Development initiatives that support the private sector are also necessary to promote economic growth. For example, the South Korean government has recently committed to providing financial assistance to North Korean business initiatives, helping to create jobs in the country and ultimately improve the livelihoods of its citizens.
Change in Attitudes
For North Korea to move into a free, democratic society, an attitude shift must also take place within the country. Citizens must begin to demand more from their leaders, and reject the current oppressive regime. This is something that is likely to happen over a long period of time, as more people are exposed to news and information from outside the country.
The last few years have also seen a rising sentiment within North Korea that is supportive of human rights and economic development. This increasing awareness of the negative impact of a lack of freedom is a positive sign, and must be encouraged in order to bring about meaningful change.
Given North Korea’s long history of aggression, it’s essential that arms control measures are put in place to ensure that the country does not become a greater threat to global peace and security. The international community must redouble its efforts to monitor the country’s nuclear and missile programs, in order to prevent them from accessing weapons of mass destruction.
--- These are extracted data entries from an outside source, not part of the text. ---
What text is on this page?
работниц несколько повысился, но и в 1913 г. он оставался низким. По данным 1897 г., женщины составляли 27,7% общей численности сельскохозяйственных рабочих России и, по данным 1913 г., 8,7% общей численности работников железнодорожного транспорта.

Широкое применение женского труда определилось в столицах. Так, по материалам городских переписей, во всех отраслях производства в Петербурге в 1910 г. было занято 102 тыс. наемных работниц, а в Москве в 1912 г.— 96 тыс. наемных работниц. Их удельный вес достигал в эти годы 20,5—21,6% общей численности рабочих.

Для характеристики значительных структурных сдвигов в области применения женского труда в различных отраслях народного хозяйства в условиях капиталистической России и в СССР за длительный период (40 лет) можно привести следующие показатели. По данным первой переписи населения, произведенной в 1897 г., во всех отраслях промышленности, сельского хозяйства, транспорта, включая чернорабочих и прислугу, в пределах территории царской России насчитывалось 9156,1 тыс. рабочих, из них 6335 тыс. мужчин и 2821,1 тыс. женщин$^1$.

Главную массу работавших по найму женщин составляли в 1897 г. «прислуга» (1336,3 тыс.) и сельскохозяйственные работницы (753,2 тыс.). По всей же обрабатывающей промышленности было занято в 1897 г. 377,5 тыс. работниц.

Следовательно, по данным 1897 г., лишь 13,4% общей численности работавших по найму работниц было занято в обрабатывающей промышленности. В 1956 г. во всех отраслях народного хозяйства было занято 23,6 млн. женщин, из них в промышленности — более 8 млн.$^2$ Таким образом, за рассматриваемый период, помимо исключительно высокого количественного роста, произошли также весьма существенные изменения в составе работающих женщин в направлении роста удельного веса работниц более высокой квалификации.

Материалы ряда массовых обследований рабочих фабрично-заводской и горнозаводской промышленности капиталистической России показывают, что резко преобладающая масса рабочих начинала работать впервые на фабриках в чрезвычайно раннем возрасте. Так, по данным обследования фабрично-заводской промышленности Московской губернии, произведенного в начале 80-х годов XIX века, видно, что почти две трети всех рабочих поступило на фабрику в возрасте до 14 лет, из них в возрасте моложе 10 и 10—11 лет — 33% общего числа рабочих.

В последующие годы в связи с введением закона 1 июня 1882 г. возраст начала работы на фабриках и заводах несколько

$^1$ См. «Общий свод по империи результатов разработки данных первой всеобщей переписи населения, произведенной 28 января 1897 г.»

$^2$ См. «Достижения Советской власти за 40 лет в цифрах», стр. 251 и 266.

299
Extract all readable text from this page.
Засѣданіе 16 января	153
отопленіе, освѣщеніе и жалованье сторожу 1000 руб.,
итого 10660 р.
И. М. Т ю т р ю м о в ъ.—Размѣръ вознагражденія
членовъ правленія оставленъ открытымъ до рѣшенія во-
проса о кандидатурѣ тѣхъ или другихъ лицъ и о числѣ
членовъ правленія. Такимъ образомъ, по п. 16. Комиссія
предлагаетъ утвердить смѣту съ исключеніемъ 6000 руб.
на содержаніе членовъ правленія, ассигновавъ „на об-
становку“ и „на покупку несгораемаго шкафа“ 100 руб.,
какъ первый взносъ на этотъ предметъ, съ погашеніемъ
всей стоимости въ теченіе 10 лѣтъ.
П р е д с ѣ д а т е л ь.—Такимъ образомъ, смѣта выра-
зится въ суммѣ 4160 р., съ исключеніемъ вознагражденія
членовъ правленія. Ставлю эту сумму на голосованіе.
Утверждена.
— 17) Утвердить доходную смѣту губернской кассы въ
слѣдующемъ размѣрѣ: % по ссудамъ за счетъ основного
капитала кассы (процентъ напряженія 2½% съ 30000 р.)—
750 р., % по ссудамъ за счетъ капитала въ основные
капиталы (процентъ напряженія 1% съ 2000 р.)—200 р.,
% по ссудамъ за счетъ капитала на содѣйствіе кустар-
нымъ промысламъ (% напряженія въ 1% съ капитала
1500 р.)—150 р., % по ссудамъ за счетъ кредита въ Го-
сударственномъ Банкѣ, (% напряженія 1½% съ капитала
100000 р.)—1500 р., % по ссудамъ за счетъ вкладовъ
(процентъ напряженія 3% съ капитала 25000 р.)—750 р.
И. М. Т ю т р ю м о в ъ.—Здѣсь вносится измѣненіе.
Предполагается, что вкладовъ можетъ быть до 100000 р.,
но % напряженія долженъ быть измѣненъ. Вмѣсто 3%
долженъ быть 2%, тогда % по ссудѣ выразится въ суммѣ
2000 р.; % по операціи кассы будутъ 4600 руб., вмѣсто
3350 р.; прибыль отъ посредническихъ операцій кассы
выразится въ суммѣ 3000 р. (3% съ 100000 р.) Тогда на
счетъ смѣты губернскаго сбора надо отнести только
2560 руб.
It’s also important to ensure that North Korea complies with the various arms control laws that have been set by the UN and other international organizations. This would reduce the risk of military confrontation and help to create the right environment for freedom to flourish in the country.
The Role of China
China is a major player in the international community, and its support is critical to bringing freedom to North Korea. Beijing has taken a much more direct role in mediating the nuclear standoff between Pyongyang and Washington and has also increased its investment in the country to help promote economic growth.
Ultimately, China’s support is a double-edged sword, as it provides North Korea with both the economic and diplomatic support it needs, even as it maintains control over the country’s access to information and government activities. This limits the effectiveness of any attempts to impose new freedoms on North Korea and any move towards progress must include China as a key partner.